# Charlie



## mousehelp (Sep 9, 2012)

Hey, i have a small white female mouse, named charlie. About two weeks ago, i noticed a bump on the left side of her face. I'm not sure what it is. I really hope it's not a tumor or anything. I don't want anyone dticking anything into my baby, especislly not an unfamiliar vet.
:confused1:

I don't know anything about the bump. It may be an abscess, but it doesn't look like one. If anyone here has any idea what it is, please let me know. I want to try to figure it out without having to go to the vet.
I'll try to get pics.


PLEASE HELP:idea:


----------



## elmthesofties (Aug 8, 2011)

Going to the vet CAN be stressful, but if it means 20 seconds of poking and prodding to find a cure, I personally think it's more than worth it. (my rodents love going to the vet, funnily enough)

If there is something as serious as a possible tumour affecting your pet, it needs to go to the vet ASAP. This forum, with no disrespect to the members, is not full of qualified vets who can diagnose your pet online. Even if every single person on here was a vet, I doubt they can diagnose something like this when they have no way of feeling the lump or performing other health checks.

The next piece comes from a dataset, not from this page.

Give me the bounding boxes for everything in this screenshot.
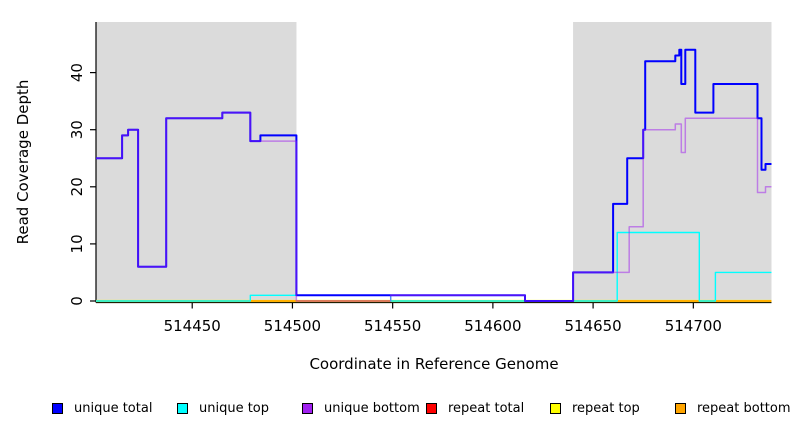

May I ask why you are so against going to the vet?


----------



## mousehelp (Sep 9, 2012)

I'm not really against going to the vet, it's just that i don't want them to take her away from me in any kind of way.
Thank you for your help, though. I guess ur right about the whole feeling thing, so thanks alot!!:thumbup:


----------



## AnnB (Nov 6, 2011)

I too think it would be worth a trip to the vet for the correct diagnosis and treatment. One of my mice had an abscess on the side of her face. The vet thought it was an abscess rather than tumour (as she was young and it wasn't in the usual place for a tumour) and I was prescribed some Baytril to give her. Within a week the abscess had gone.


----------



## Crittery (May 2, 2011)

mousehelp said:


> it's just that i don't want them to take her away from me in any kind of way.


I can relate to this! I've can issues before with one lady at my vet being a tad trigger happy in terms of mice and suggesting PTS at a stage where imo the mouse was still showing an interest in life and worth giving a chance. Sometimes you just need to decide what you think the quality of life is and what your decision is before you go in. Hopefully it is just an abscess but there is only one real way to find out


----------



## zany_toon (Jan 30, 2009)

I agree with a vet visit - if it's something as simple as an abscess it might just need you to keep an eye on it and get some antibiotics to help keep the infection at bay. And if it's a tumour then you know what you are facing and can make sure that your mousie is spoiled rotten for however long she has left. Either way a vet will be able to tell you what it is, and if you know for a fact that your mousie is still happy, enjoying life and eating away as normal then you don't need to make any decision that you don't want to.


----------



## mousehelp (Sep 9, 2012)

Thanks for that last comment, i really appreciate it!! Im not even my family can afford a vet right now, so if anyone has ANY ideas, ill post some pics.:yesnod:


----------